The national trend in the number of abortion providers paralleled that of abortion rates, showing very little change: 1,793 in 2008, compared with 1,787 in 2005 (Table 3). Twenty-seven states and the District of Columbia experienced a decrease in providers, while nine had overall increases and 14 experienced no change. The number of providers declined in the South (10%), the Northeast (8%) and the Midwest (5%). In contrast, it grew 15% in the West, largely because of a 23% increase in California. Without the newly identified facilities in California, the number of providers there would have increased by only 8%.

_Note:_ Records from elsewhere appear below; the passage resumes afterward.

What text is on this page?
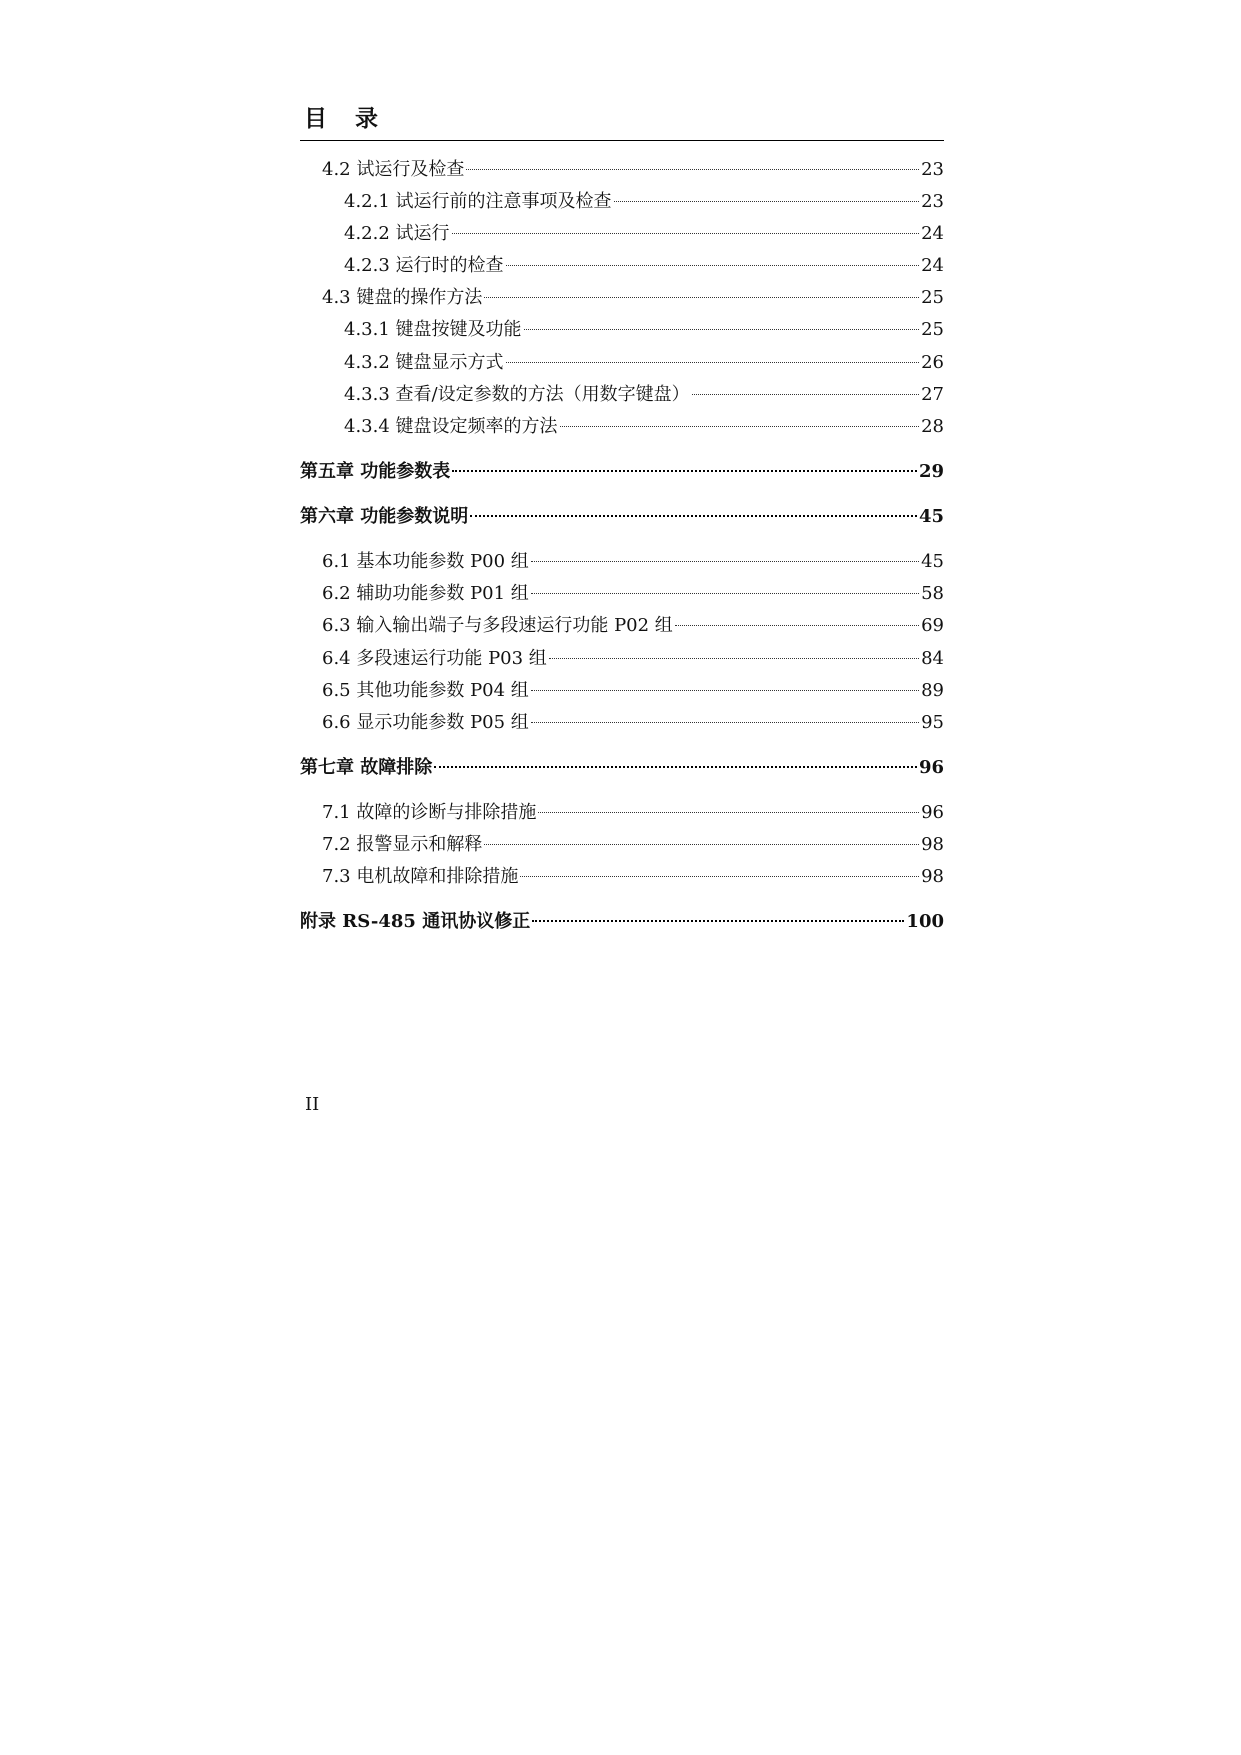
目 录
4.2 试运行及检查	23
4.2.1 试运行前的注意事项及检查	23
4.2.2 试运行	24
4.2.3 运行时的检查	24
4.3 键盘的操作方法	25
4.3.1 键盘按键及功能	25
4.3.2 键盘显示方式	26
4.3.3 查看/设定参数的方法（用数字键盘）	27
4.3.4 键盘设定频率的方法	28
第五章 功能参数表	29
第六章 功能参数说明	45
6.1 基本功能参数 P00 组	45
6.2 辅助功能参数 P01 组	58
6.3 输入输出端子与多段速运行功能 P02 组	69
6.4 多段速运行功能 P03 组	84
6.5 其他功能参数 P04 组	89
6.6 显示功能参数 P05 组	95
第七章 故障排除	96
7.1 故障的诊断与排除措施	96
7.2 报警显示和解释	98
7.3 电机故障和排除措施	98
附录 RS-485 通讯协议修正	100
II
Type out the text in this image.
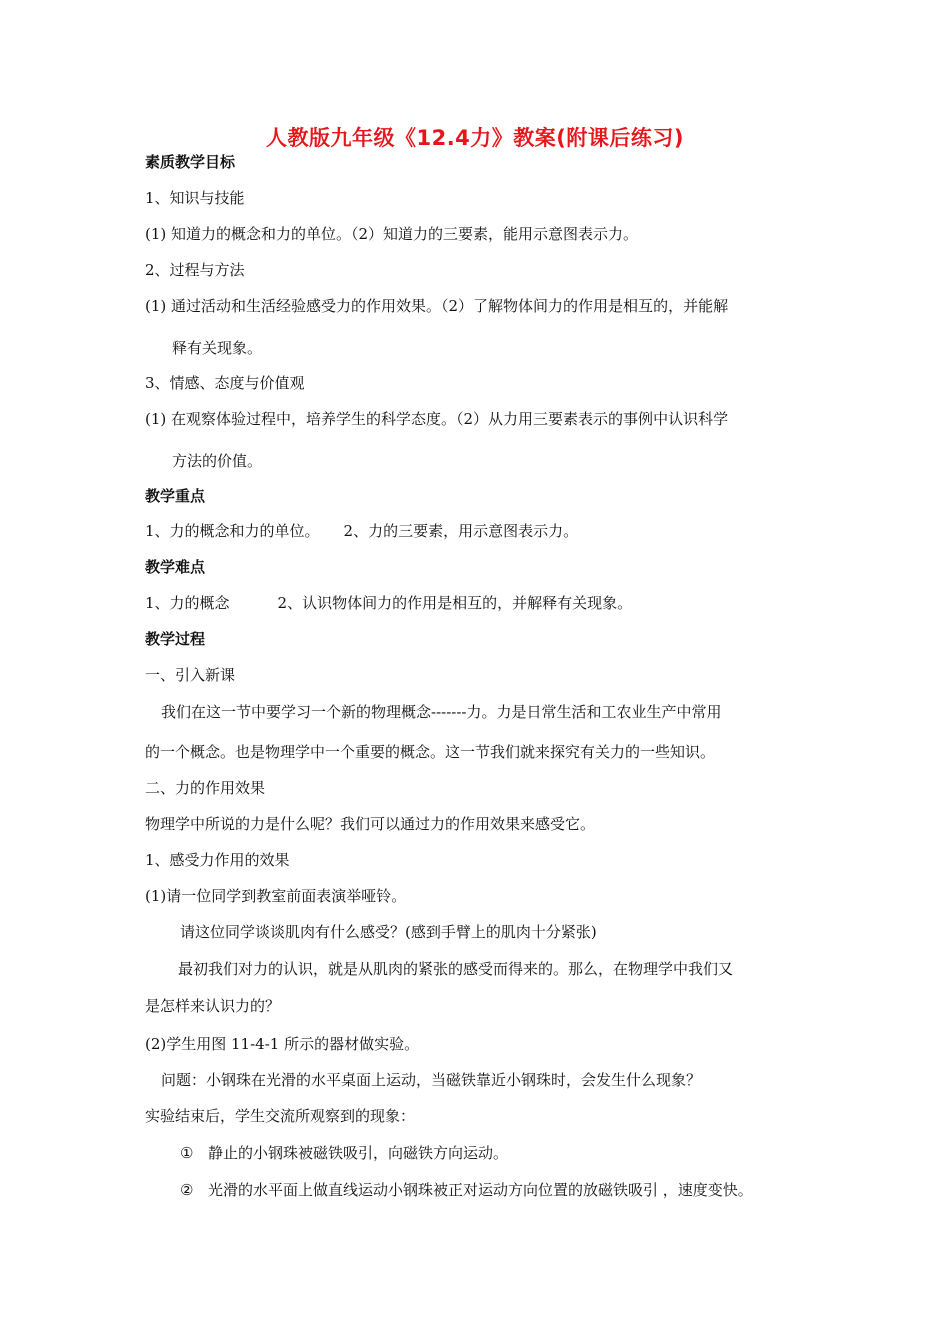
人教版九年级《12.4力》教案(附课后练习)
素质教学目标
1、知识与技能
(1) 知道力的概念和力的单位。（2）知道力的三要素，能用示意图表示力。
2、过程与方法
(1) 通过活动和生活经验感受力的作用效果。（2）了解物体间力的作用是相互的，并能解
释有关现象。
3、情感、态度与价值观
(1) 在观察体验过程中，培养学生的科学态度。（2）从力用三要素表示的事例中认识科学
方法的价值。
教学重点
1、力的概念和力的单位。 2、力的三要素，用示意图表示力。
教学难点
1、力的概念	2、认识物体间力的作用是相互的，并解释有关现象。
教学过程
一、引入新课
我们在这一节中要学习一个新的物理概念-------力。力是日常生活和工农业生产中常用
的一个概念。也是物理学中一个重要的概念。这一节我们就来探究有关力的一些知识。
二、力的作用效果
物理学中所说的力是什么呢？我们可以通过力的作用效果来感受它。
1、感受力作用的效果
(1)请一位同学到教室前面表演举哑铃。
请这位同学谈谈肌肉有什么感受？(感到手臂上的肌肉十分紧张)
最初我们对力的认识，就是从肌肉的紧张的感受而得来的。那么，在物理学中我们又
是怎样来认识力的？
(2)学生用图 11-4-1 所示的器材做实验。
问题：小钢珠在光滑的水平桌面上运动，当磁铁靠近小钢珠时，会发生什么现象？
实验结束后，学生交流所观察到的现象：
① 静止的小钢珠被磁铁吸引，向磁铁方向运动。
② 光滑的水平面上做直线运动小钢珠被正对运动方向位置的放磁铁吸引 ，速度变快。
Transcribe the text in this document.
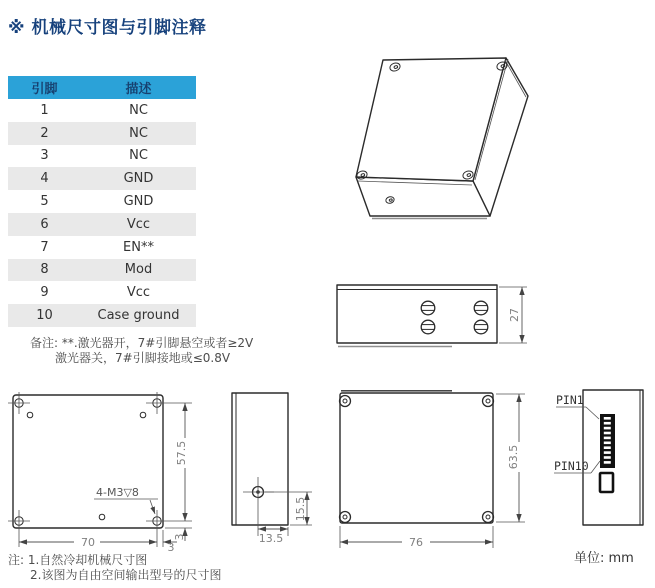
※ 机械尺寸图与引脚注释
引脚	描述
1	NC
2	NC
3	NC
4	GND
5	GND
6	Vcc
7	EN**
8	Mod
9	Vcc
10	Case ground
备注: **.激光器开，7#引脚悬空或者≥2V
激光器关，7#引脚接地或≤0.8V
注: 1.自然冷却机械尺寸图
2.该图为自由空间输出型号的尺寸图
单位: mm
27
4-M3▽8
70	3
57.5
3	13.5
15.5
63.5
76
PIN1
PIN10
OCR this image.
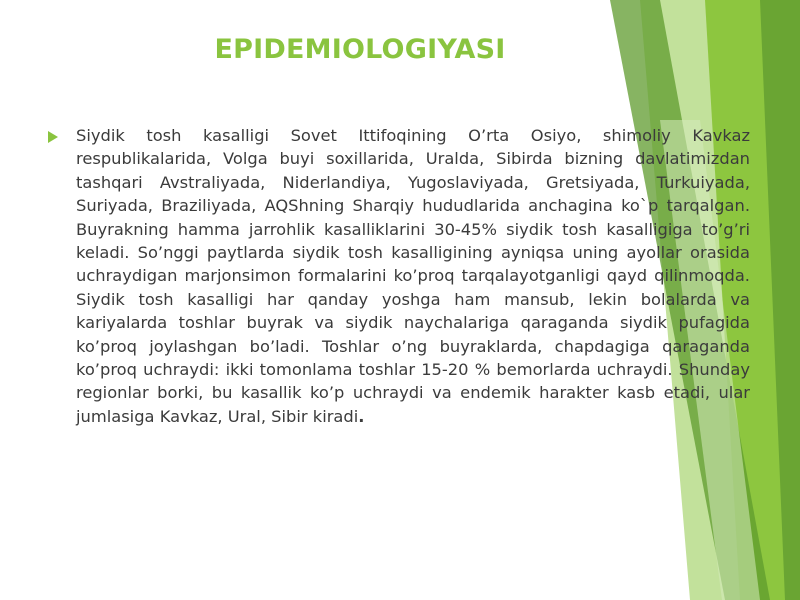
EPIDEMIOLOGIYASI

Siydik tosh kasalligi Sovet Ittifoqining O’rta Osiyo, shimoliy Kavkaz respublikalarida, Volga buyi soxillarida, Uralda, Sibirda bizning davlatimizdan tashqari Avstraliyada, Niderlandiya, Yugoslaviyada, Gretsiyada, Turkuiyada, Suriyada, Braziliyada, AQShning Sharqiy hududlarida anchagina ko`p tarqalgan. Buyrakning hamma jarrohlik kasalliklarini 30-45% siydik tosh kasalligiga to’g’ri keladi. So’nggi paytlarda siydik tosh kasalligining ayniqsa uning ayollar orasida uchraydigan marjonsimon formalarini ko’proq tarqalayotganligi qayd qilinmoqda. Siydik tosh kasalligi har qanday yoshga ham mansub, lekin bolalarda va kariyalarda toshlar buyrak va siydik naychalariga qaraganda siydik pufagida ko’proq joylashgan bo’ladi. Toshlar o’ng buyraklarda, chapdagiga qaraganda ko’proq uchraydi: ikki tomonlama toshlar 15-20 % bemorlarda uchraydi. Shunday regionlar borki, bu kasallik ko’p uchraydi va endemik harakter kasb etadi, ular jumlasiga Kavkaz, Ural, Sibir kiradi.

The potential impact of the loss of providers in a given state varies depending on the total number of providers in that state. For example, the largest decreases in the absolute number of providers occurred in New York and Florida, each of which had 12 fewer providers in 2008 than in 2005. However, this numerical loss of providers represented a 12% decline in providers in Florida but only a 5% decline in New York, because the latter had about 250 providers in both years. The loss of 10 providers in New Jersey represented a decline of 12% of that state’s providers.
In 2008, the overwhelming majority of U.S. counties (87%) lacked an abortion provider, and 35% of women of reproductive age lived in these counties. The proportions were lower in the Northeast (53% and 18%) and the West (74% and 13%). The former is the most densely populated region, which partially accounts for the relatively good coverage. In addition, the fact that states in both regions have larger (and fewer) counties than states in the Midwest and the South helps explain the below-average proportions of counties without a provider.
Abortion services are concentrated in cities. However, 69% of counties in metropolitan areas lacked a provider (not shown), and 25% of metropolitan women aged 15–44 lived in those counties. Almost all nonmetropolitan counties—97%—lacked an abortion provider, and 92% of women of reproductive age in these areas resided in those counties. These figures were virtually unchanged from those for 2005.1
Types of Providers and Abortion Caseloads
•Clinics. The 378 specialized abortion clinics accounted for 21% of all abortion providers, but performed 70% of all abortions in 2008 (Table 4). Most of these facilities reported 1,000 or more abortions during the year. A total of 473 nonspecialized clinics accounted for 24% of all abortions; some were similar to abortion clinics in having caseloads of 1,000 or more abortions per year. Overall, the number of very large providers (those performing 5,000 or more procedures) increased by more than 50% between surveys: Twenty facilities of this size accounted for 12% of all abortions in 2005,1 whereas 31 such facilities provided 17% of abortions in 2008.
•Hospitals. Thirty-four percent of abortion providers were hospitals in 2008, but these facilities accounted for only 4% of all abortions. Many hospitals provide abortions only in cases of fetal anomaly or serious risk to the woman’s health, and a majority (65%) performed fewer than 30 abortions in 2008. Twenty-two hospitals reported 400–999 abortions during the year, and only nine reported 1,000 or more.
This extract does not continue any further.